Wednesday, February 15, 2012

Nerdy Valentines

I made these for my friends, and I hope everyone had a good v-day.

Tuesday, January 17, 2012

Brokeback Mountain

     I don't know if I've mentioned this before, but I happen to live in the South. Rednecks are part of the local wildlife and the easiest way to aggitate them is to simply mention a little film known as Brokeback Mountain. This will usually result in said redneck responding, "Fuck that shit. I don't want to see two motherfuckers kiss." (They're not the most eloquent demographic).
     This got me thinking. They're gay. The last person they're going to want to kiss is a mother. Wouldn't calling them fatherfuckers, be more appropriate?

     These people have no concept of political correctness, I swear.
In unrelated news, I learned how to add pictures to my blog. And the union between two attractive people is hot, no matter what their gender.

Monday, January 16, 2012

2011 In Review

   A new year has begun. Traditionally, this is the time to reflect on the good times of last year and the promise of the year to come. However, no one ever said I was traditional so I can safely say that 2011 was a pretty . . . eventful year (I'm unsure how it falls on my shitfest to fucking-awesome meter). In no particular order, I . . .

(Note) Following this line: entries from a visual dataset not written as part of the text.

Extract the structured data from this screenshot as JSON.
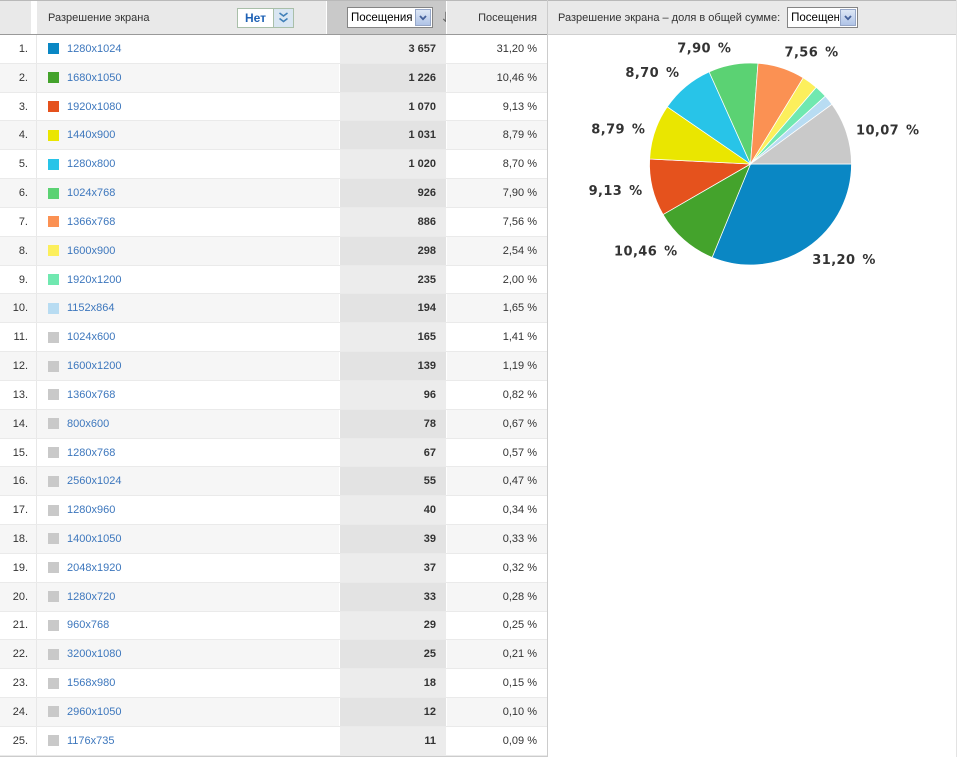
{
  "table": {
    "header": {
      "dimension_label": "Разрешение экрана",
      "filter_value": "Нет",
      "metric_select_value": "Посещения",
      "sort_arrow": "↓",
      "metric_column_label": "Посещения"
    },
    "rows": [
      {
        "rank": "1.",
        "resolution": "1280x1024",
        "visits": "3 657",
        "percent": "31,20 %",
        "color": "#0A87C4"
      },
      {
        "rank": "2.",
        "resolution": "1680x1050",
        "visits": "1 226",
        "percent": "10,46 %",
        "color": "#44A32C"
      },
      {
        "rank": "3.",
        "resolution": "1920x1080",
        "visits": "1 070",
        "percent": "9,13 %",
        "color": "#E5521D"
      },
      {
        "rank": "4.",
        "resolution": "1440x900",
        "visits": "1 031",
        "percent": "8,79 %",
        "color": "#EAE600"
      },
      {
        "rank": "5.",
        "resolution": "1280x800",
        "visits": "1 020",
        "percent": "8,70 %",
        "color": "#28C4E8"
      },
      {
        "rank": "6.",
        "resolution": "1024x768",
        "visits": "926",
        "percent": "7,90 %",
        "color": "#5BD273"
      },
      {
        "rank": "7.",
        "resolution": "1366x768",
        "visits": "886",
        "percent": "7,56 %",
        "color": "#FB9153"
      },
      {
        "rank": "8.",
        "resolution": "1600x900",
        "visits": "298",
        "percent": "2,54 %",
        "color": "#FCEF5C"
      },
      {
        "rank": "9.",
        "resolution": "1920x1200",
        "visits": "235",
        "percent": "2,00 %",
        "color": "#70E8B0"
      },
      {
        "rank": "10.",
        "resolution": "1152x864",
        "visits": "194",
        "percent": "1,65 %",
        "color": "#B8DCF2"
      },
      {
        "rank": "11.",
        "resolution": "1024x600",
        "visits": "165",
        "percent": "1,41 %",
        "color": "#C9C9C9"
      },
      {
        "rank": "12.",
        "resolution": "1600x1200",
        "visits": "139",
        "percent": "1,19 %",
        "color": "#C9C9C9"
      },
      {
        "rank": "13.",
        "resolution": "1360x768",
        "visits": "96",
        "percent": "0,82 %",
        "color": "#C9C9C9"
      },
      {
        "rank": "14.",
        "resolution": "800x600",
        "visits": "78",
        "percent": "0,67 %",
        "color": "#C9C9C9"
      },
      {
        "rank": "15.",
        "resolution": "1280x768",
        "visits": "67",
        "percent": "0,57 %",
        "color": "#C9C9C9"
      },
      {
        "rank": "16.",
        "resolution": "2560x1024",
        "visits": "55",
        "percent": "0,47 %",
        "color": "#C9C9C9"
      },
      {
        "rank": "17.",
        "resolution": "1280x960",
        "visits": "40",
        "percent": "0,34 %",
        "color": "#C9C9C9"
      },
      {
        "rank": "18.",
        "resolution": "1400x1050",
        "visits": "39",
        "percent": "0,33 %",
        "color": "#C9C9C9"
      },
      {
        "rank": "19.",
        "resolution": "2048x1920",
        "visits": "37",
        "percent": "0,32 %",
        "color": "#C9C9C9"
      },
      {
        "rank": "20.",
        "resolution": "1280x720",
        "visits": "33",
        "percent": "0,28 %",
        "color": "#C9C9C9"
      },
      {
        "rank": "21.",
        "resolution": "960x768",
        "visits": "29",
        "percent": "0,25 %",
        "color": "#C9C9C9"
      },
      {
        "rank": "22.",
        "resolution": "3200x1080",
        "visits": "25",
        "percent": "0,21 %",
        "color": "#C9C9C9"
      },
      {
        "rank": "23.",
        "resolution": "1568x980",
        "visits": "18",
        "percent": "0,15 %",
        "color": "#C9C9C9"
      },
      {
        "rank": "24.",
        "resolution": "2960x1050",
        "visits": "12",
        "percent": "0,10 %",
        "color": "#C9C9C9"
      },
      {
        "rank": "25.",
        "resolution": "1176x735",
        "visits": "11",
        "percent": "0,09 %",
        "color": "#C9C9C9"
      }
    ]
  },
  "chart_header": {
    "label": "Разрешение экрана – доля в общей сумме:",
    "select_value": "Посещения"
  },
  "chart_data": {
    "type": "pie",
    "unit": "%",
    "start_angle_deg": 0,
    "direction": "clockwise",
    "legend": "none",
    "slices": [
      {
        "label": "1280x1024",
        "value": 31.2,
        "display": "31,20 %",
        "color": "#0A87C4"
      },
      {
        "label": "1680x1050",
        "value": 10.46,
        "display": "10,46 %",
        "color": "#44A32C"
      },
      {
        "label": "1920x1080",
        "value": 9.13,
        "display": "9,13 %",
        "color": "#E5521D"
      },
      {
        "label": "1440x900",
        "value": 8.79,
        "display": "8,79 %",
        "color": "#EAE600"
      },
      {
        "label": "1280x800",
        "value": 8.7,
        "display": "8,70 %",
        "color": "#28C4E8"
      },
      {
        "label": "1024x768",
        "value": 7.9,
        "display": "7,90 %",
        "color": "#5BD273"
      },
      {
        "label": "1366x768",
        "value": 7.56,
        "display": "7,56 %",
        "color": "#FB9153"
      },
      {
        "label": "1600x900",
        "value": 2.54,
        "display": null,
        "color": "#FCEF5C"
      },
      {
        "label": "1920x1200",
        "value": 2.0,
        "display": null,
        "color": "#70E8B0"
      },
      {
        "label": "1152x864",
        "value": 1.65,
        "display": null,
        "color": "#B8DCF2"
      },
      {
        "label": "",
        "value": 10.07,
        "display": "10,07 %",
        "color": "#C9C9C9"
      }
    ]
  },
  "colors": {
    "link_blue": "#3D77BD",
    "header_bg": "#E9E9E9",
    "metric_header_bg": "#C9C9C9",
    "metric_cell_bg": "#ECECEC",
    "gray_slice": "#C9C9C9",
    "label_text": "#333333"
  }
}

1. Lost my best friend (in the she acted all bitchy and I stopped being friends with her, not the 'passed away kind of lost)
2. Got my first kiss (at eighteen. Don't judge me)
3. Graduated high school.
4. My wrecked car was fixed and returned to me.
5. Got a 4.0 GPA for my first semester of college. (Totally bragging right now)
6. Got myself a job.
7. Accidentally cut myself a lot at said job
8. Decided "what I want to do when I grow up"
9. Saw the Lion King in 3D!
10. Joined a writer's workshop and produced some of my best short stories there.

   You know, I initially looked on the past year with some major pessimism (number 1 was kinda traumatic) but most of those things are good things. Even the things I didn't include because I thing ten is the perfect list number. Good to know that my brain is doing a good job of repressing bad memories.